自分の子を可愛がっては、師を選んで子に教えさせる。
於二イテ其ノ身一ニ也、則チ恥レヅ師トスルヲ焉。惑ヘリ矣。
其の身に於いてや、則ち師とするを恥づ。惑へり。
自分自身のことおいては、師に付いて学ぶことを恥とする。(これは)間違いである。
彼ノ童子之師ハ、授二ケテ之ニ書一ヲ而習二ハシムル其ノ句読一ヲ者ナリ。
彼の童子の師は、之に書を授けて其の句読を習はしむる者なり。
あの子どもの師というのは、子どもに書物を与えてその読み方を習わせる者である。
非下ザル吾ガ所謂伝二ヘ其ノ道一ヲ解二ク其ノ惑一ヒヲ者上ニ也。
吾が所謂其の道を伝へ其の惑ひを解く者に非ざるなり。
私が言うところの、道を伝え、疑問や迷いを解決してくれる者ではないのである。
句読ヲ之レ不レル知ラ、惑ヒヲ之レ不レル解カ、或イハ師トシ焉、或イハ不セズ焉。
句読を之れ知らざる、惑ひを之れ解かざる、或いは師とし、或いは不せず。
(書物の)読み方を知らない、疑問や迷いを解決できない、あるいは師に付いて学び、あるいは師に付かない。

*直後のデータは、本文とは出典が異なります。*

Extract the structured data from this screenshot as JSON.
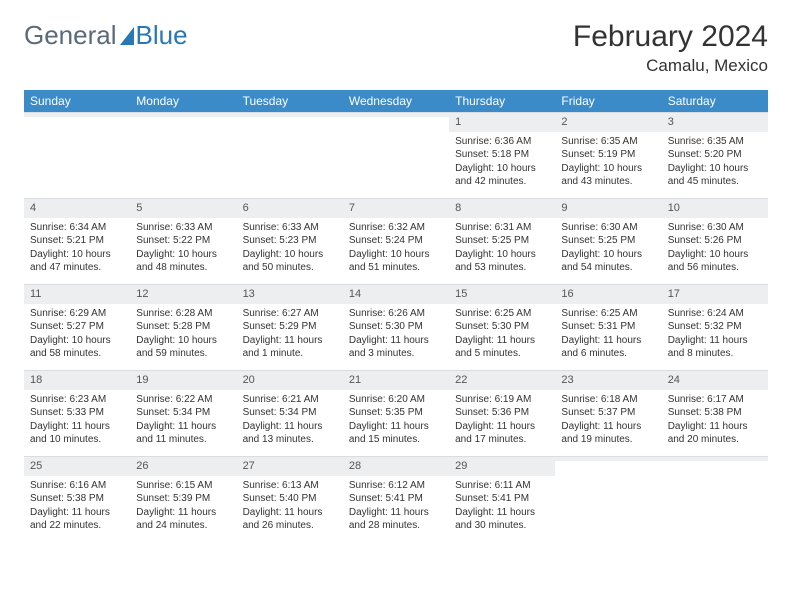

小ヲバ学ビデ而大ヲバ遺ル。吾未レダ/ル見二其ノ明一ナルヲ也。
小をば学びて大をば遺る。吾未だ其の明なるを見ざるなり。
※「未ニダ ~ 一(セ)」=再読文字、「未だ ~(せ)ず」、「まだ ~(し)ない」
小さなことは学んでも、大事なことは忘れている。私はまだそのような人が賢明であるのを、見たことがない。